Ella nodded and gracefully sank into the chair. She turned
slightly to the side, crossed her legs at the ankles and sat ramrod-straight
with her hands folded neatly in her lap. Every move she made revealed her
training as a beauty pageant contestant. Most women would have fiddled with
their hair, looked in a mirror to check their reflection, or at the very least
been concerned with their appearance in some way.
Not Ella.
But then again, there wasn’t a blonde hair out of place. No
feather of misapplied lipstick, not even the tiniest mascara clump.
Lindsey didn’t know whether to find the woman’s confidence
admirable or irritating.
She switched on the camera and looked through the eyepiece.
Gorgeous. Her thighs warmed as she panned back just enough to capture as much
of Ella as possible.
“I’m going to ask you a few questions.

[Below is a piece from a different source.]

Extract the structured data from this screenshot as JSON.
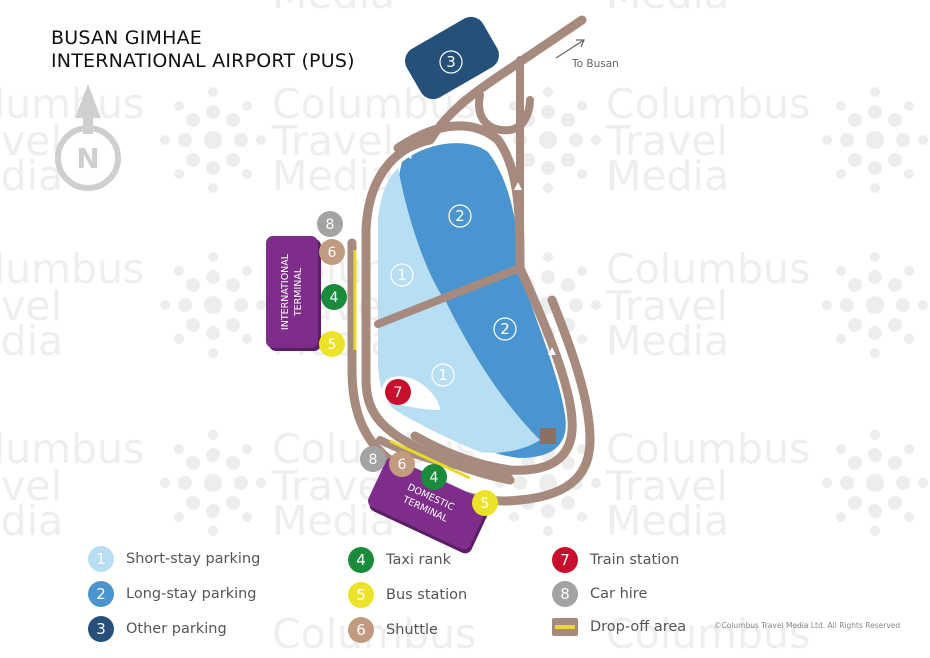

My part will be
edited out and you’ll be left talking when the show airs. Try to answer as
fully as you can and in complete sentences,” Lindsey explained. Was it getting
hot in here? She rubbed the short hairs at the back of her neck then reached
around front to pluck the suddenly stifling fabric of her vintage
Keep On
Truckin’
tee off her chest.
Ella smoothed the hem of her skirt over the tops of her
thighs, drawing Lindsey’s attention to the tiny triangle that descended into
shadow between the contestant’s knees.